Today, after picking up the kids from daycare, they promptly asked if they could go outside to play when we got home.  A glance at my nifty in-cab thermometer said it was still a roasting 93 degrees outside (ok…where’s the devil?), so I had to tell them no.  Of course they inquired, “why not?” to which I read the thermometer aloud and said it was too hot outside to play, maybe if it cools down later.

Silence

…which I obviously misconstrued as disappointment, soon to be followed by wailing objections…

A glance in the rear-view let me know I totally don’t know the first thing about my kids, but they are quite possibly the cutest, smartest kids around.
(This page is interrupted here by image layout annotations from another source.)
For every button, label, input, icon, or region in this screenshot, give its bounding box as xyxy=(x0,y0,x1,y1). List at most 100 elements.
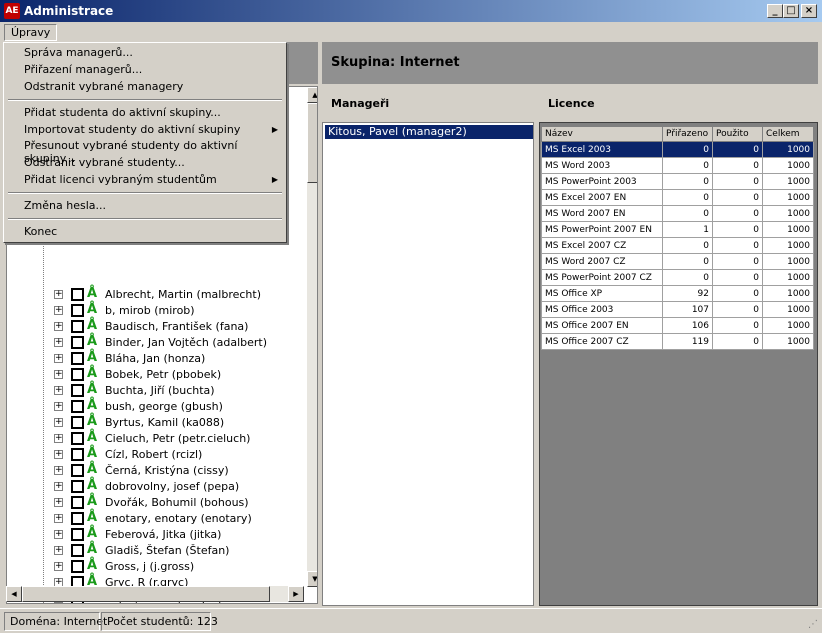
column-header-used[interactable]: Použito xyxy=(712,126,763,142)
scroll-up-button[interactable]: ▲ xyxy=(307,87,317,103)
list-item[interactable]: + Å Bobek, Petr (pbobek) xyxy=(7,366,307,383)
scroll-thumb[interactable] xyxy=(307,103,317,183)
expand-icon[interactable]: + xyxy=(54,290,63,299)
checkbox[interactable] xyxy=(71,288,84,301)
table-row[interactable]: MS Excel 2003 0 0 1000 xyxy=(541,141,814,158)
checkbox[interactable] xyxy=(71,512,84,525)
checkbox[interactable] xyxy=(71,528,84,541)
expand-icon[interactable]: + xyxy=(54,482,63,491)
list-item[interactable]: + Å Baudisch, František (fana) xyxy=(7,318,307,335)
list-item[interactable]: + Å Cízl, Robert (rcizl) xyxy=(7,446,307,463)
checkbox[interactable] xyxy=(71,544,84,557)
resize-grip-icon[interactable]: ⋰ xyxy=(808,619,820,631)
cell-total: 1000 xyxy=(762,237,814,254)
column-header-assigned[interactable]: Přiřazeno xyxy=(662,126,713,142)
horizontal-scrollbar[interactable]: ◀ ▶ xyxy=(6,586,304,602)
expand-icon[interactable]: + xyxy=(54,498,63,507)
table-row[interactable]: MS PowerPoint 2003 0 0 1000 xyxy=(541,173,814,190)
table-row[interactable]: MS Excel 2007 CZ 0 0 1000 xyxy=(541,237,814,254)
checkbox[interactable] xyxy=(71,416,84,429)
cell-used: 0 xyxy=(712,157,763,174)
list-item[interactable]: + Åb, mirob (mirob) xyxy=(7,302,307,319)
list-item[interactable]: + Å Cieluch, Petr (petr.cieluch) xyxy=(7,430,307,447)
expand-icon[interactable]: + xyxy=(54,354,63,363)
list-item[interactable]: + Å Feberová, Jitka (jitka) xyxy=(7,526,307,543)
checkbox[interactable] xyxy=(71,368,84,381)
menu-item-add-license[interactable]: Přidat licenci vybraným studentům xyxy=(24,173,217,186)
column-header-name[interactable]: Název xyxy=(541,126,663,142)
list-item[interactable]: + Å Gross, j (j.gross) xyxy=(7,558,307,575)
table-row[interactable]: MS Office XP 92 0 1000 xyxy=(541,285,814,302)
menu-item-import-students[interactable]: Importovat studenty do aktivní skupiny xyxy=(24,123,240,136)
checkbox[interactable] xyxy=(71,560,84,573)
menu-item-change-password[interactable]: Změna hesla... xyxy=(24,199,106,212)
expand-icon[interactable]: + xyxy=(54,546,63,555)
table-row[interactable]: MS PowerPoint 2007 EN 1 0 1000 xyxy=(541,221,814,238)
table-row[interactable]: MS PowerPoint 2007 CZ 0 0 1000 xyxy=(541,269,814,286)
checkbox[interactable] xyxy=(71,448,84,461)
list-item[interactable]: + Åenotary, enotary (enotary) xyxy=(7,510,307,527)
list-item[interactable]: + Å Albrecht, Martin (malbrecht) xyxy=(7,286,307,303)
expand-icon[interactable]: + xyxy=(54,466,63,475)
list-item[interactable]: + Åbush, george (gbush) xyxy=(7,398,307,415)
list-item[interactable]: + Å Černá, Kristýna (cissy) xyxy=(7,462,307,479)
menu-item-assign-managers[interactable]: Přiřazení managerů... xyxy=(24,63,142,76)
maximize-button[interactable]: □ xyxy=(783,4,799,18)
expand-icon[interactable]: + xyxy=(54,450,63,459)
expand-icon[interactable]: + xyxy=(54,530,63,539)
menu-item-manager-admin[interactable]: Správa managerů... xyxy=(24,46,133,59)
checkbox[interactable] xyxy=(71,480,84,493)
hscroll-thumb[interactable] xyxy=(22,586,270,602)
list-item[interactable]: + Å Binder, Jan Vojtěch (adalbert) xyxy=(7,334,307,351)
expand-icon[interactable]: + xyxy=(54,338,63,347)
list-item[interactable]: Kitous, Pavel (manager2) xyxy=(325,125,533,139)
expand-icon[interactable]: + xyxy=(54,370,63,379)
table-row[interactable]: MS Word 2003 0 0 1000 xyxy=(541,157,814,174)
checkbox[interactable] xyxy=(71,352,84,365)
list-item[interactable]: + Ådobrovolny, josef (pepa) xyxy=(7,478,307,495)
checkbox[interactable] xyxy=(71,432,84,445)
table-row[interactable]: MS Word 2007 CZ 0 0 1000 xyxy=(541,253,814,270)
vertical-scrollbar[interactable]: ▲ ▼ xyxy=(307,87,317,587)
table-row[interactable]: MS Office 2007 CZ 119 0 1000 xyxy=(541,333,814,350)
menu-item-remove-managers[interactable]: Odstranit vybrané managery xyxy=(24,80,183,93)
checkbox[interactable] xyxy=(71,320,84,333)
licenses-title: Licence xyxy=(548,97,595,110)
list-item[interactable]: + Å Bláha, Jan (honza) xyxy=(7,350,307,367)
column-header-total[interactable]: Celkem xyxy=(762,126,814,142)
scroll-right-button[interactable]: ▶ xyxy=(288,586,304,602)
table-row[interactable]: MS Excel 2007 EN 0 0 1000 xyxy=(541,189,814,206)
list-item[interactable]: + Å Gladiš, Štefan (Štefan) xyxy=(7,542,307,559)
menu-item-exit[interactable]: Konec xyxy=(24,225,57,238)
close-button[interactable]: × xyxy=(801,4,817,18)
list-item[interactable]: + Å Buchta, Jiří (buchta) xyxy=(7,382,307,399)
checkbox[interactable] xyxy=(71,384,84,397)
user-icon: Å xyxy=(87,478,98,493)
checkbox[interactable] xyxy=(71,496,84,509)
expand-icon[interactable]: + xyxy=(54,322,63,331)
expand-icon[interactable]: + xyxy=(54,386,63,395)
expand-icon[interactable]: + xyxy=(54,434,63,443)
table-row[interactable]: MS Word 2007 EN 0 0 1000 xyxy=(541,205,814,222)
expand-icon[interactable]: + xyxy=(54,418,63,427)
managers-list[interactable]: Kitous, Pavel (manager2) xyxy=(322,122,534,606)
checkbox[interactable] xyxy=(71,400,84,413)
minimize-button[interactable]: _ xyxy=(767,4,783,18)
expand-icon[interactable]: + xyxy=(54,402,63,411)
expand-icon[interactable]: + xyxy=(54,514,63,523)
table-row[interactable]: MS Office 2007 EN 106 0 1000 xyxy=(541,317,814,334)
scroll-left-button[interactable]: ◀ xyxy=(6,586,22,602)
menu-item-add-student[interactable]: Přidat studenta do aktivní skupiny... xyxy=(24,106,221,119)
table-row[interactable]: MS Office 2003 107 0 1000 xyxy=(541,301,814,318)
expand-icon[interactable]: + xyxy=(54,562,63,571)
list-item[interactable]: + Å Dvořák, Bohumil (bohous) xyxy=(7,494,307,511)
list-item[interactable]: + Å Byrtus, Kamil (ka088) xyxy=(7,414,307,431)
checkbox[interactable] xyxy=(71,464,84,477)
menu-edit[interactable]: Úpravy xyxy=(4,24,58,41)
expand-icon[interactable]: + xyxy=(54,306,63,315)
scroll-down-button[interactable]: ▼ xyxy=(307,571,317,587)
checkbox[interactable] xyxy=(71,304,84,317)
checkbox[interactable] xyxy=(71,336,84,349)
menu-separator xyxy=(8,192,282,194)
menu-item-remove-students[interactable]: Odstranit vybrané studenty... xyxy=(24,156,185,169)
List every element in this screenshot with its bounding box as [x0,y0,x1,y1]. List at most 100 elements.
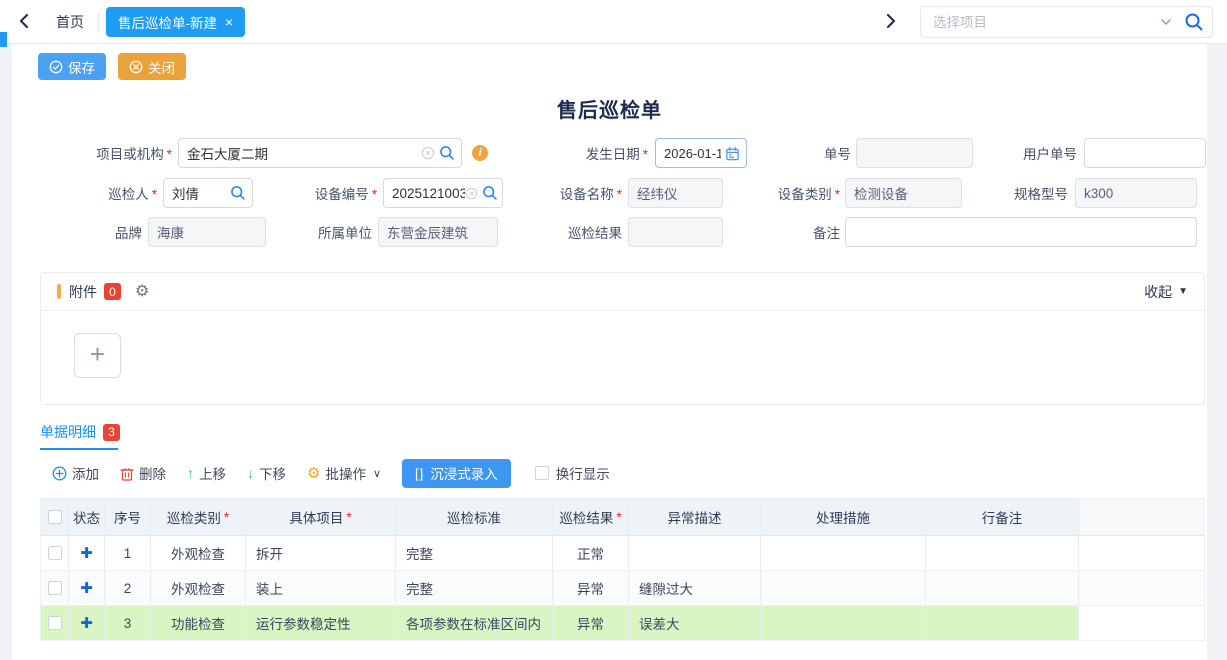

The girl put her face towards the window….and blew, and blew, and blew.  I asked what she was doing, to which she responded, between blows: “it’s too *blow* hot. *blow* i need to *blow* blow!”  Of course, by this time, the boy had caught on and was doing the same at the other window, asking between blows: “is it working *blow* mommy? *blow*”  How freaking cute is that??!!

After about 2 minutes of this, the boy had given up the actual blowing, no doubt realizing the work involved, and took to simply cheering the girl on.

After about 5 minutes of this, I wondered what the likelihood of her passing out was, remembering summers of the past where blowing up floaties and beach balls had left me lightheaded.

By the time we reached home, both genius children had decided it was far too much work to reduce the earth’s atmospheric temperature via lung-power and we all really needed to get in the house where it was cool…and maybe, possibly, we’ll try again tomorrow.